Ian Woodall

Personal information
- Born: 17 August 1956 (age 69) England, United Kingdom

Climbing career
- Major ascents: Mount Everest

= Ian Woodall =

British mountaineer (born 1956)

Ian Woodall (born 17 August 1956) is a British mountain climber.

In 1996, Woodall was the leader of the controversial first South African Mount Everest expedition, during which one member of the party died. The expedition reached Camp IV – the last camp before the summit, and 923m below it – on 10 May, but were not directly involved in the disaster that unfolded that day. Following the tragedy the expedition returned to base camp and made a second attempt after a few days rest, achieving the summit on 28 May. Woodall reached the peak by 10 am, four other members of the expedition had done so by 11 am, but Bruce Herrod lagged behind and was the last to reach the peak; from there, at 5 pm, he spoke to the others by radio, but was never heard from again. The expedition was sponsored by Johannesburg newspaper The Sunday Times, but its support of the expedition was later withdrawn.

In late May 1998, Woodall together with his climbing partner Cathy O'Dowd were again on Everest when they encountered Francys Arsentiev, half-conscious and unable to move independently.

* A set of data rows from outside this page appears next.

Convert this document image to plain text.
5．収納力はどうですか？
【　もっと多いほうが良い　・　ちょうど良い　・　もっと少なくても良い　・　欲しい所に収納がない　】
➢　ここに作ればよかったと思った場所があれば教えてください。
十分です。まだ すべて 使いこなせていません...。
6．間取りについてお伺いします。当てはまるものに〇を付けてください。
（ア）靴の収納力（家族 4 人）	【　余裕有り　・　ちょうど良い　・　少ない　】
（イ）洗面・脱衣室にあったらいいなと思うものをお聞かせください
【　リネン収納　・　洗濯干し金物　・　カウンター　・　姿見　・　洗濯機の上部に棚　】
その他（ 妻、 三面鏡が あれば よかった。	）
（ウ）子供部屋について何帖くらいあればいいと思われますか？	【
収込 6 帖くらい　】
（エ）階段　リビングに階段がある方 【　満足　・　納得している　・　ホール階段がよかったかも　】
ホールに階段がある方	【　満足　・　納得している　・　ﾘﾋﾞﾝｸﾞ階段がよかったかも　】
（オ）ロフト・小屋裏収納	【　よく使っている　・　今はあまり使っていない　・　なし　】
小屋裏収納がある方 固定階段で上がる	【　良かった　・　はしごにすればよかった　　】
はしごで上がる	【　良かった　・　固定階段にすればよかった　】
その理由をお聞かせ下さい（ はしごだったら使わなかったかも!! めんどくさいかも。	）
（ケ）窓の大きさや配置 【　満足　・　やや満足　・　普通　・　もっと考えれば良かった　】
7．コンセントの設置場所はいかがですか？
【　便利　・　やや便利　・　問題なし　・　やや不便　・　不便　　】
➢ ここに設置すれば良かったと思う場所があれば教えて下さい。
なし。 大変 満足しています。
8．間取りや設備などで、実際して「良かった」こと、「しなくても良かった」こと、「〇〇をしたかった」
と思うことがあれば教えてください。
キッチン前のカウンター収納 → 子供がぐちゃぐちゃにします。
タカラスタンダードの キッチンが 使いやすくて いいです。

They called off their own attempt to reach the summit and tried to help her for more than one hour but because of her condition, the location, and the cold weather they were finally forced to abandon her and begin descending. Arsentiev later died on the mountain, with climbers who encountered her unable to help.

In 2007, Woodall initiated and led an expedition, The Tao of Everest, with the purpose of burying the bodies of Arsentiev and also of Green Boots, who had died during the 1996 Mount Everest disaster. Bad weather delayed the attempt, and on 23 May 2007, Woodall and Phuri Sherpa were only able to recover Arsentiev's body, and after a brief ceremony, drop her body off the North Face to join others in their mountain grave. Woodall and O'Dowd were married in 2001. They later separated, and Woodall now lives in the south east of England.

==Controversy regarding the 1996 expedition==
American journalist Jon Krakauer, who was a member in New Zealander Rob Hall's commercial Everest expedition in 1996, was extremely critical of Woodall's personality and behaviour in his best-selling book Into Thin Air. His criticisms of Woodall include:

- His dictatorial and manipulative character that had caused three experienced South African climbers Edmund February, Andy de Klerk, and Andy Hackland, and the expedition doctor, Charlotte Noble, to resign from the expedition.
- Lying about his climbing credentials prior to the expedition, having had no previous experience on 8,000-meter peaks.
- Falsifying his military service by claiming that he had commanded the elite "Long Range Mountain Reconnaissance Unit" (which had never existed), of the British army, and had served as an instructor at the Royal Military Academy Sandhurst; none of which was true. There is, however, the famed World War II Long Range Desert Group from which he may have borrowed the name.
- Insisting that expedition member Andy de Klerk, who held dual citizenship, enter Nepal on his South African passport or he would not be allowed on the expedition. It turned out that Woodall himself did not even hold a South African passport, and, according to de Klerk, "He's not even a South African citizen—the guy's a Brit, and he entered Nepal on his British passport."
- Facing international scandal, Woodall banished Ken Vernon and Richard Shorey, two reporters from the expedition's sponsor, The Sunday Times, whose presence and accompaniment were required as part of the sponsorship contract. Woodall later had a "blood-chilling exchange" with Ken Owen, an editor from The Sunday Times in which Ian reportedly threatened to murder him, which precipitated The Sunday Times withdrawal of support.
- Refusing to co-ordinate the mountain traffic and co-operate with other expeditions to avoid gridlock on the summit ridge, declaring, "The South Africans would go to the top whenever they damn well please, and anyone who didn't like it could bugger off." (This was probably on 10 May, which was Hall and Scott Fischer's shared summit date). Hall responded to Woodall's comment by saying, "I don't want to be anywhere near the upper mountain when those punters are up there." Hall, Fischer and six others lost their lives during the expedition, largely because of bad weather and a series of events precipitated by a gridlock on the upper mountain. There is no evidence, however, that the South African team's presence, directly or indirectly, caused or significantly exacerbated the traffic problems on that day.
- After the 10 May disaster, Woodall refused to lend the distressed Hall team the South African expedition's powerful radio to co-ordinate the rescue efforts, despite being aware that people were dying on the summit.